Wenn diese Leute vom Dorfplatz vertrieben werden, haben Sie das Problem vieleicht danach in Ihrem Vorgarten. Denn das Problem ist nicht weg, sondern es verlagert sich. Die Alkis lösen sich also nicht in Luft auf ! Und Sie werden auch nicht aufhören zu Saufen.

Sabine Scheffer am :

Lieber Juergen,
wir haben die Penner, Alkis und Assozialen in unserem Vorgarten, das ist das Problem.

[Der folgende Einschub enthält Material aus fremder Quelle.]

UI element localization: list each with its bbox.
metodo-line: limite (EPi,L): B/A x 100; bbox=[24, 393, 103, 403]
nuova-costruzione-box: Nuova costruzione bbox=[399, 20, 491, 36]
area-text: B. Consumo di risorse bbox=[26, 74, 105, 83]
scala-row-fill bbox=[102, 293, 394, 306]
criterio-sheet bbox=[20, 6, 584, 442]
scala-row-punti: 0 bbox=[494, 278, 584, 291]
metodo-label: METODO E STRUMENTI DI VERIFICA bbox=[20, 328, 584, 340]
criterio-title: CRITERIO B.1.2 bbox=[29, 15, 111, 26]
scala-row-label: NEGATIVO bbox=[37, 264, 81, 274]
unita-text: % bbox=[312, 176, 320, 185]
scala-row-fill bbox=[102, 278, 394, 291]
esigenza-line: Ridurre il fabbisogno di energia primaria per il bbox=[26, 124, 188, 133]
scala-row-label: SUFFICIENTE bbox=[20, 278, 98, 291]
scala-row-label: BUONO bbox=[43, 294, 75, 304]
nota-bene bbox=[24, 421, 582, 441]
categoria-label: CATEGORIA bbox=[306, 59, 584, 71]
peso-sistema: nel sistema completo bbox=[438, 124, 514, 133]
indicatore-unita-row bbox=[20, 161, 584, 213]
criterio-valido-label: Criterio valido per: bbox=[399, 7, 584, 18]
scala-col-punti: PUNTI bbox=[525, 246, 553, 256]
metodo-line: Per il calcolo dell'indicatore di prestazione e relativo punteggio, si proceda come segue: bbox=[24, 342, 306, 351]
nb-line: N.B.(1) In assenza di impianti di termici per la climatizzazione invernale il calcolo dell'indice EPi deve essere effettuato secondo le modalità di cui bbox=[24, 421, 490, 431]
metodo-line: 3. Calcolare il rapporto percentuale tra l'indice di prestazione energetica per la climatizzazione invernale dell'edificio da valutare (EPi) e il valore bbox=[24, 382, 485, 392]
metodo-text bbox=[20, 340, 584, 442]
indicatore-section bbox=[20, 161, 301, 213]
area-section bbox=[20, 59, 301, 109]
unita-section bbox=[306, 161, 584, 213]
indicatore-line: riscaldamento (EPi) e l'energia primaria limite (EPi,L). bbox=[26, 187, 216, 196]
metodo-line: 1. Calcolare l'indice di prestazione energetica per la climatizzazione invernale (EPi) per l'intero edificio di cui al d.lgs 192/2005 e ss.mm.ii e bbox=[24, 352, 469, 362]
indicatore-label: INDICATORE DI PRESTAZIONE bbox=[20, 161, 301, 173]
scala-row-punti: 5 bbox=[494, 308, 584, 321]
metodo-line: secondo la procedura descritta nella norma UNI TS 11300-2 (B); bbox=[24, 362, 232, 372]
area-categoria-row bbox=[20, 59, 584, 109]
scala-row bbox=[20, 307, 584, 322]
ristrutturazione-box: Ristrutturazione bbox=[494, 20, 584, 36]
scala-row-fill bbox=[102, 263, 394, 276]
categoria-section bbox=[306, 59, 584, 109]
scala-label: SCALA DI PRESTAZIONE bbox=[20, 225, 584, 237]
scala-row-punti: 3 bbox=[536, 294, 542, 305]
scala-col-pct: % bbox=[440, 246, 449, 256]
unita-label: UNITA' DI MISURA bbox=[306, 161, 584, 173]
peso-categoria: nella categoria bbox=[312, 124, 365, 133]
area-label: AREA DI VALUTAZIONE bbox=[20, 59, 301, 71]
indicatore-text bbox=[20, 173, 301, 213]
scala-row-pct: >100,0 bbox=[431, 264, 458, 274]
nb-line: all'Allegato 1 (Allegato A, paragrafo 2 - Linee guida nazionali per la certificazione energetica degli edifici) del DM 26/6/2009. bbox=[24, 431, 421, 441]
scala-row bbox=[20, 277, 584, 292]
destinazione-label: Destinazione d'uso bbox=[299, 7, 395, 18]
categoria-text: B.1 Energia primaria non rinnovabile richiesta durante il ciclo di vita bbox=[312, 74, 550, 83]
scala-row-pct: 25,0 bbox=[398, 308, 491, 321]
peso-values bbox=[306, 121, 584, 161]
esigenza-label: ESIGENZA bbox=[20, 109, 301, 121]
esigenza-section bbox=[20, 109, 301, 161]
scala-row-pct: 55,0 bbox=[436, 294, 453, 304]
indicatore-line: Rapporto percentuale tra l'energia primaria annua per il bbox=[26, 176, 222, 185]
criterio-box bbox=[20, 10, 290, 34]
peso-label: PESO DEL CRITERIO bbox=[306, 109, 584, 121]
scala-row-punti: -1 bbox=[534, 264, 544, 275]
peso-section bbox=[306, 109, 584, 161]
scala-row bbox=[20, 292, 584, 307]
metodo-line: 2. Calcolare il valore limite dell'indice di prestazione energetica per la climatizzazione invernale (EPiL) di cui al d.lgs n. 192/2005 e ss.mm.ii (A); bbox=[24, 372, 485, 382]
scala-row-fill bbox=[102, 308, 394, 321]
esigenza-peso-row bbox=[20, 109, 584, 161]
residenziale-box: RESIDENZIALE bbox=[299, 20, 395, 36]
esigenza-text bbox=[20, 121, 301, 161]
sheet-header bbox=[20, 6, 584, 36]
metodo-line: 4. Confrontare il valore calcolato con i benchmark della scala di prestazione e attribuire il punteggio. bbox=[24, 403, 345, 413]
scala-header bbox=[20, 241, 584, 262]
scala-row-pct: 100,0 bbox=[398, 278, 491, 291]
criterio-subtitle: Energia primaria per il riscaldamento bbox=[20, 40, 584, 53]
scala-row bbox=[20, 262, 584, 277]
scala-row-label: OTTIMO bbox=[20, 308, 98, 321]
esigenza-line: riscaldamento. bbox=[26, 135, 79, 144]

In älteren Artikeln erzähle ich beispielsweise über die "Unsitte" dieser Leute, ihren Kot und Urin in unserem Garten zu hinterlassen und beschreibe wie die ganz kleinen Kinder im Haus und in der Gegend hier darauf reagieren: sie bekommen angesichts der kotenden, pissenden und kotzende Männer und Frauen Angst und brechen in Tränen aus, wenn ihre Eltern die das Pissen, Kotzen, Pöbeln und Kacken verhindern wollen angeschrien und bedroht werden. Konsequenz: Alle Familien ziehen weg und die Assis breiten sich "ungestört" weiter aus.